The Soviet Union under Stalin used a massive network of spies and secret police to sniff out dissidents throughout the country, even within his own party. You couldn’t trust anyone, not even your own children.
In the United States these tactics would never be tolerated. It’s a little too in your face. Lucky for us we’re in the information age and such strategies are no longer required.
Wall Street Journal reporter Julia Angwin (one of the best at covering our surveillance state) observed that the American government has more data on the average American citizen than Stalin had on Russians, Hitler had on Germans, or any government has ever had on its own people.
The Soviets sent dissenters to the Gulag, an extremely horrific network of forced labor camps where prisoners often worked themselves to death. Thankfully conditions in the United States aren’t nearly as severe, but it doesn’t hide the fact that the US has the highest prisoner rate in the world and a lot of them are forced to work.
You might say the Gulag was filled with political prisoners, something we don’t have in the United States, but what are whistleblowers? People who are locked up for exposing secret, but illegal government activities; I would think that’s the very definition of a political prisoner.
The fact is more whistleblowers have been charged under the hundred year old Espionage Act by President Obama than all other presidents combined. I like the progressive president, but he has pursued these people with a sense of vengeance after praising them in his 2007 campaign.
The American police state isn’t restricted to the federal level or the dozens of police and security agencies that enforce it like the NSA, FBI, CIA, ATF, etc., etc. Examples of the police state can be found within each state, in major American cities and local police forces.
The best case in point would be in New York City. Take the NYPD’s stop and frisk policy, for instance. Aside from the fact that the policy has proven to be vehemently racist, what kind of free society allows their police officers to search people without just cause?
Imagine casually walking home from work only to have a police officer stop you, ask for ID, question you and frisk you. All you’re guilty of is walking home. How is this any different than the Gestapo asking you to see your papers?
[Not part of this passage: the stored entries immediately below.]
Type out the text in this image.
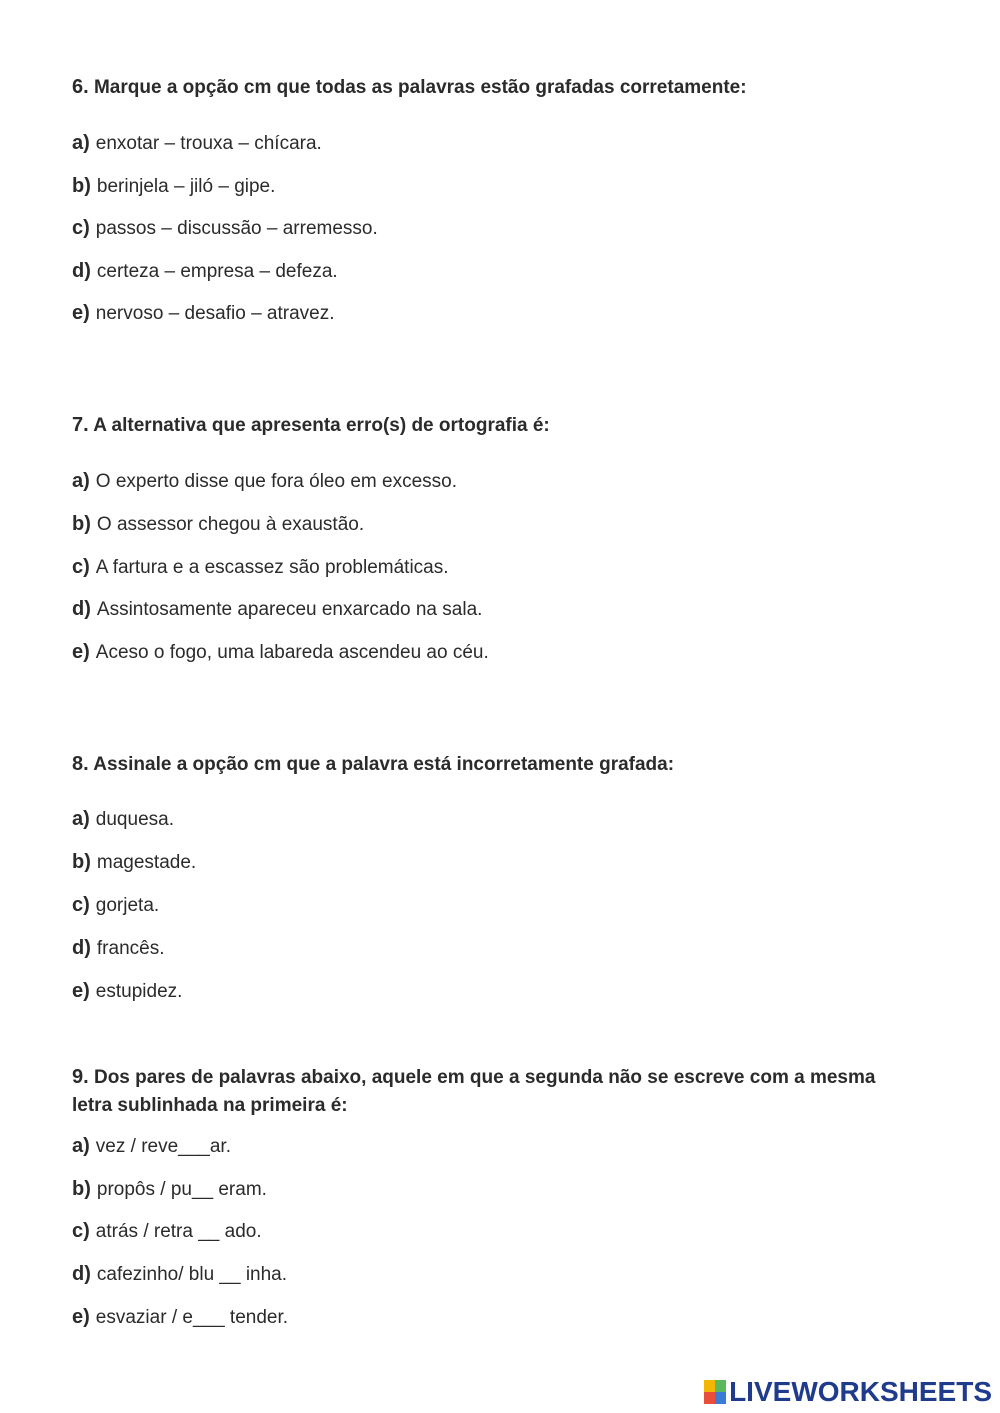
6. Marque a opção cm que todas as palavras estão grafadas corretamente:
a) enxotar – trouxa – chícara.
b) berinjela – jiló – gipe.
c) passos – discussão – arremesso.
d) certeza – empresa – defeza.
e) nervoso – desafio – atravez.
7. A alternativa que apresenta erro(s) de ortografia é:
a) O experto disse que fora óleo em excesso.
b) O assessor chegou à exaustão.
c) A fartura e a escassez são problemáticas.
d) Assintosamente apareceu enxarcado na sala.
e) Aceso o fogo, uma labareda ascendeu ao céu.
8. Assinale a opção cm que a palavra está incorretamente grafada:
a) duquesa.
b) magestade.
c) gorjeta.
d) francês.
e) estupidez.
9. Dos pares de palavras abaixo, aquele em que a segunda não se escreve com a mesma
letra sublinhada na primeira é:
a) vez / reve___ar.
b) propôs / pu__ eram.
c) atrás / retra __ ado.
d) cafezinho/ blu __ inha.
e) esvaziar / e___ tender.
LIVEWORKSHEETS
Since the war on terror began, police forces across America have become increasingly militarized. It can be argued that this began during the ongoing war on drugs, but following September 11th, the government purse opened up and billions were poured into local police forces.
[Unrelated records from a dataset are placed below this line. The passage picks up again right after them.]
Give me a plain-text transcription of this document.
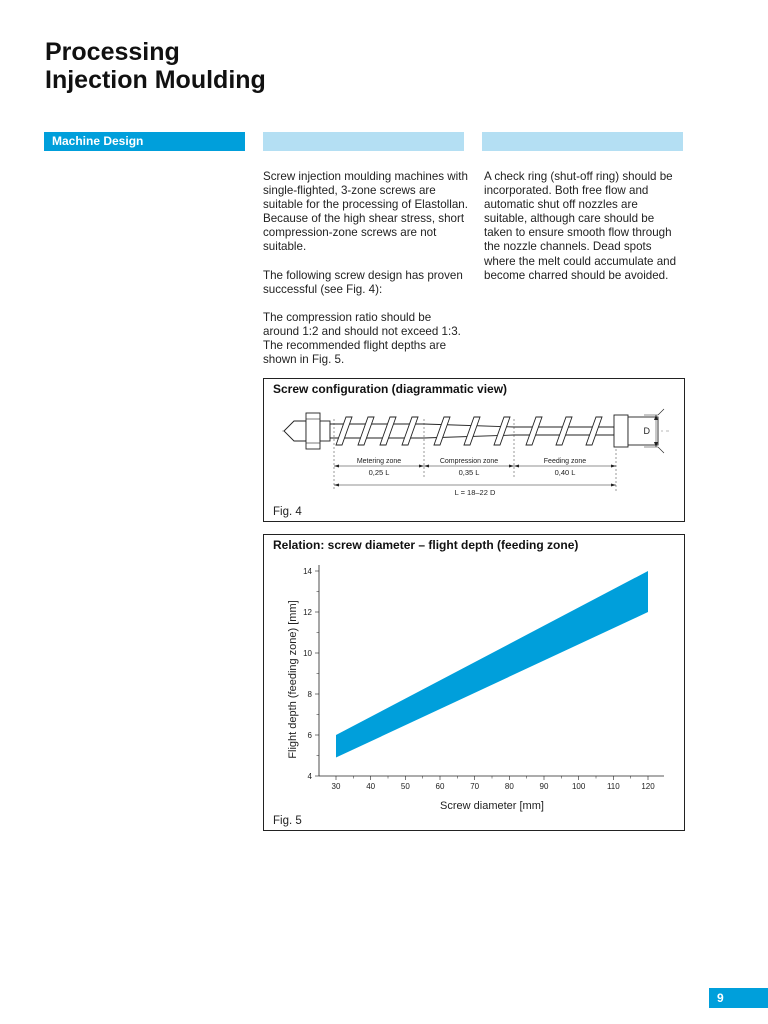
Processing
Injection Moulding
Machine Design

Screw injection moulding machines with single-flighted, 3-zone screws are suitable for the processing of Elastollan. Because of the high shear stress, short compression-zone screws are not suitable.

The following screw design has proven successful (see Fig. 4):

The compression ratio should be around 1:2 and should not exceed 1:3. The recommended flight depths are shown in Fig. 5.

A check ring (shut-off ring) should be incorporated. Both free flow and automatic shut off nozzles are suitable, although care should be taken to ensure smooth flow through the nozzle channels. Dead spots where the melt could accumulate and become charred should be avoided.

Screw configuration (diagrammatic view)
D
Metering zone	Compression zone	Feeding zone
0,25 L	0,35 L	0,40 L
L = 18–22 D
Fig. 4
Relation: screw diameter – flight depth (feeding zone)
30	40	50	60	70	80	90	100	110	120
4
6
8
10
12
14
Screw diameter [mm]
Flight depth (feeding zone) [mm]
Fig. 5
9
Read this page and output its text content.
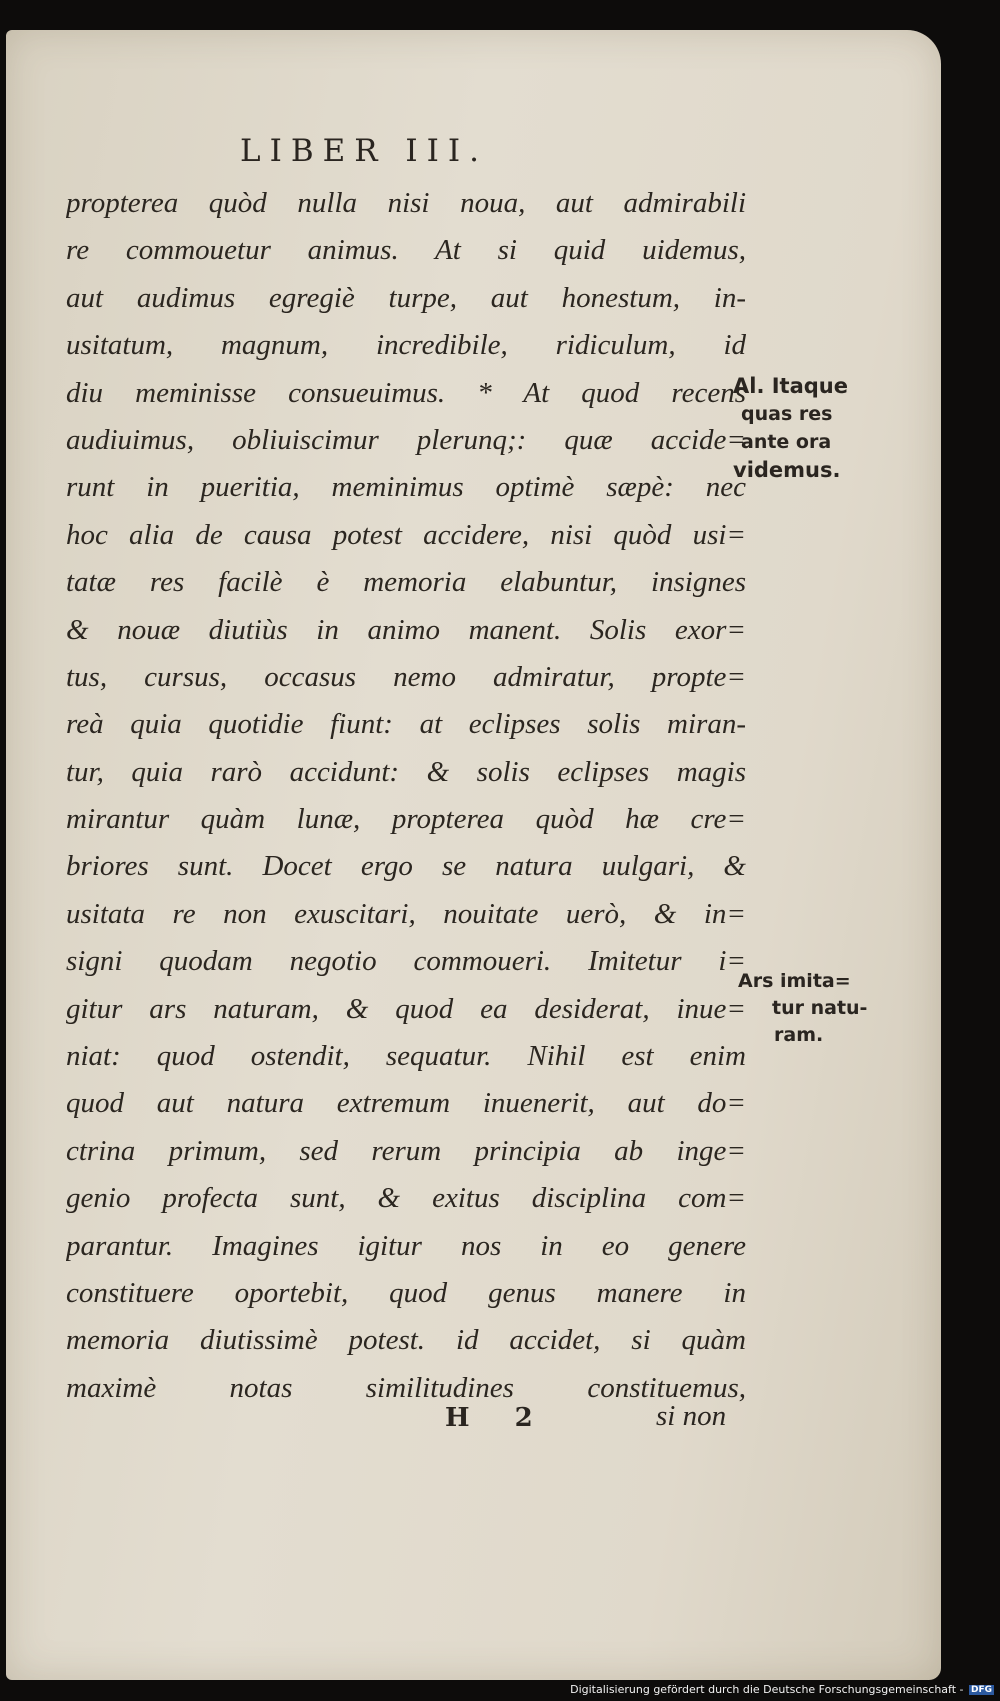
LIBER III.
propterea quòd nulla nisi noua, aut admirabili
re commouetur animus. At si quid uidemus,
aut audimus egregiè turpe, aut honestum, in-
usitatum, magnum, incredibile, ridiculum, id
diu meminisse consueuimus. * At quod recens
audiuimus, obliuiscimur plerunq;: quæ accide=
runt in pueritia, meminimus optimè sæpè: nec
hoc alia de causa potest accidere, nisi quòd usi=
tatæ res facilè è memoria elabuntur, insignes
& nouæ diutiùs in animo manent. Solis exor=
tus, cursus, occasus nemo admiratur, propte=
reà quia quotidie fiunt: at eclipses solis miran-
tur, quia rarò accidunt: & solis eclipses magis
mirantur quàm lunæ, propterea quòd hæ cre=
briores sunt. Docet ergo se natura uulgari, &
usitata re non exuscitari, nouitate uerò, & in=
signi quodam negotio commoueri. Imitetur i=
gitur ars naturam, & quod ea desiderat, inue=
niat: quod ostendit, sequatur. Nihil est enim
quod aut natura extremum inuenerit, aut do=
ctrina primum, sed rerum principia ab inge=
genio profecta sunt, & exitus disciplina com=
parantur. Imagines igitur nos in eo genere
constituere oportebit, quod genus manere in
memoria diutissimè potest. id accidet, si quàm
maximè notas similitudines constituemus,
Al. Itaque
quas res
ante ora
videmus.
Ars imita=
tur natu-
ram.
H 2	si non
Digitalisierung gefördert durch die Deutsche Forschungsgemeinschaft - DFG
Now whenever you see a sizable peaceful protest, you can be sure the urban assault vehicles are right there behind the well armored riot police. The Occupy Wall Street movement was evidence of this.
The cops seem to be well coordinated around the country as well. Once billionaire Mayor Michael Bloomberg had enough of the occupy movement and sent in the police, occupy protests were broken up across the country almost overnight.
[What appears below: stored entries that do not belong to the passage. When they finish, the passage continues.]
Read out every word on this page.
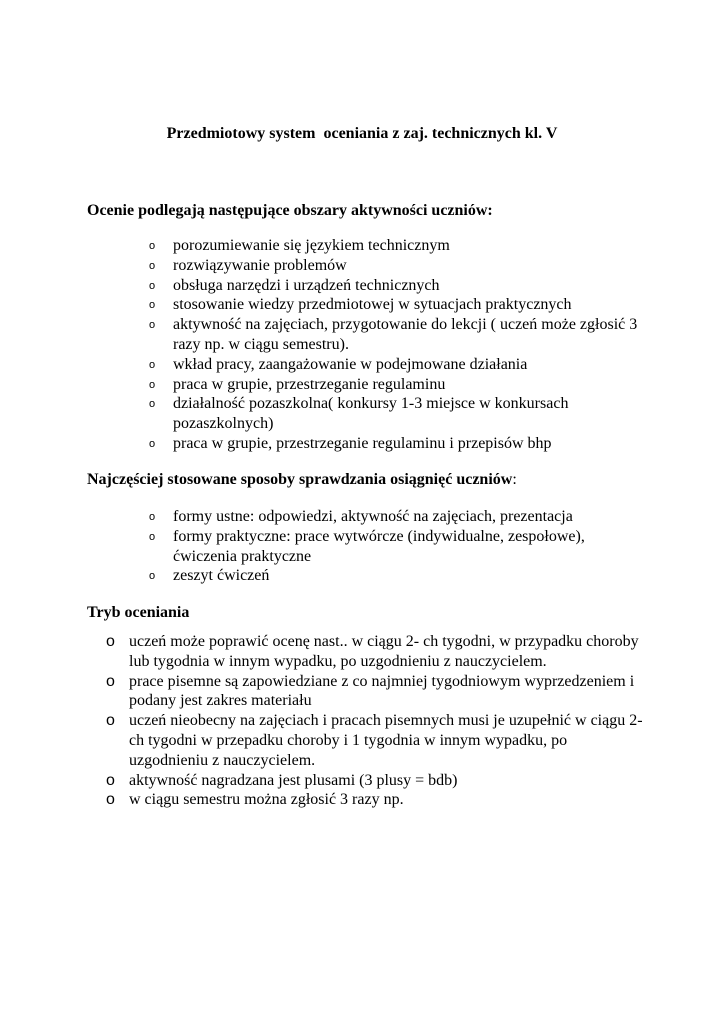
Przedmiotowy system  oceniania z zaj. technicznych kl. V
Ocenie podlegają następujące obszary aktywności uczniów:
o porozumiewanie się językiem technicznym
o rozwiązywanie problemów
o obsługa narzędzi i urządzeń technicznych
o stosowanie wiedzy przedmiotowej w sytuacjach praktycznych
o aktywność na zajęciach, przygotowanie do lekcji ( uczeń może zgłosić 3 razy np. w ciągu semestru).
o wkład pracy, zaangażowanie w podejmowane działania
o praca w grupie, przestrzeganie regulaminu
o działalność pozaszkolna( konkursy 1-3 miejsce w konkursach pozaszkolnych)
o praca w grupie, przestrzeganie regulaminu i przepisów bhp
Najczęściej stosowane sposoby sprawdzania osiągnięć uczniów:
o formy ustne: odpowiedzi, aktywność na zajęciach, prezentacja
o formy praktyczne: prace wytwórcze (indywidualne, zespołowe), ćwiczenia praktyczne
o zeszyt ćwiczeń
Tryb oceniania
o uczeń może poprawić ocenę nast.. w ciągu 2- ch tygodni, w przypadku choroby lub tygodnia w innym wypadku, po uzgodnieniu z nauczycielem.
o prace pisemne są zapowiedziane z co najmniej tygodniowym wyprzedzeniem i podany jest zakres materiału
o uczeń nieobecny na zajęciach i pracach pisemnych musi je uzupełnić w ciągu 2-ch tygodni w przepadku choroby i 1 tygodnia w innym wypadku, po uzgodnieniu z nauczycielem.
o aktywność nagradzana jest plusami (3 plusy = bdb)
o w ciągu semestru można zgłosić 3 razy np.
Whether you’re a Democrat or liberal, Republican or conservative, libertarian or someone who can’t even name the president, you have to admit that something has gone terribly wrong in the land of the free.
The growing American police state could get worse before it gets better, unless regular people start addressing the issue. Who’s to say whoever comes after Obama won’t decide to build upon what his predecessors molded. Even worse, who’s to say he won’t use it for his own political advantage.